- Born: Christopher John Mackintosh 29 December 1962 (age 63) Paris, France
- Origin: London, U.K.
- Genres: House
- Years active: 1987–present

= C.J. Mackintosh =

British electronic music DJ and producer (born 1962)

Christopher John Mackintosh (born 29 December 1962) is a British electronic music DJ and producer. Mackintosh was a member of M/A/R/R/S and a DJ at Ministry of Sound in the 1990s, in addition to doing production and remix work from the 1980s onward.

==Biography==
Mackintosh was raised in London, where he DJed on a sound system he had put together with his brother, who was also a DJ. He held a regular gig at London's Flim Flam Club (run by Jonathan More of Coldcut) before being hired by Serious Records to put together compilation mixes, and in 1987 he participated in the DMC World Mixing Championships, winning the UK bracket. That same year he joined Dave Dorrell's Nasty Rox Inc. production crew, after the departure of Nellee Hooper, and then was invited by Ivo Watts-Russell to join a dance/hip-hop studio ensemble on the 4AD label, which became M/A/R/R/S. The group's hit, "Pump Up the Volume", was a hit both in the UK and the US.

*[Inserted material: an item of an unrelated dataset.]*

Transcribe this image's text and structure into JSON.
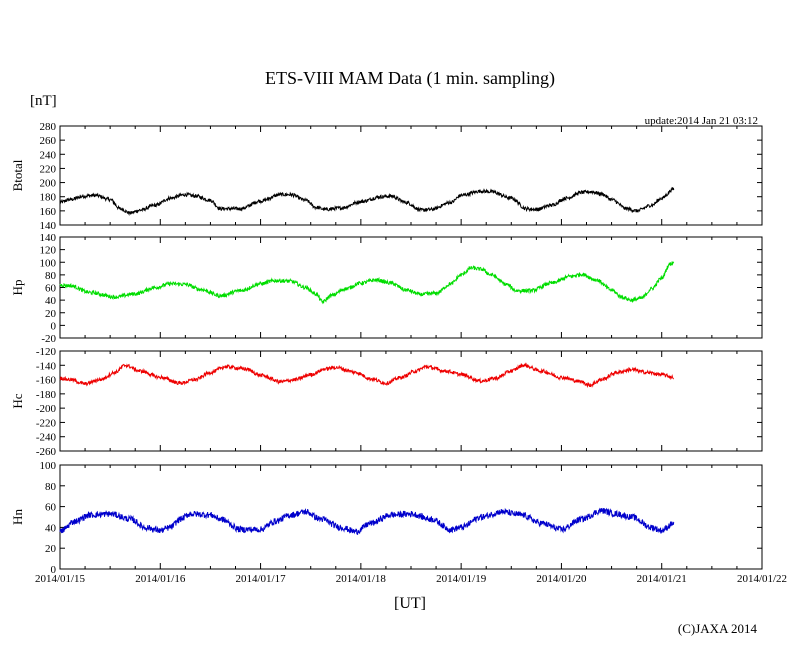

Following M/A/R/R/S's short-lived success (the group released only one single), Mackintosh did remix and production work for C&C Music Factory, Coldcut, Tina Turner, Public Image Limited, Janet Jackson, Sly & Robbie, De La Soul, Whitney Houston, Barbara Tucker, and Whycliffe. He began DJing at Ministry of Sound in the early 1990s and concomitantly began releasing mix CDs; his residency at Ministry of Sound ended in 1996, but he continued releasing CDs into the 2010s.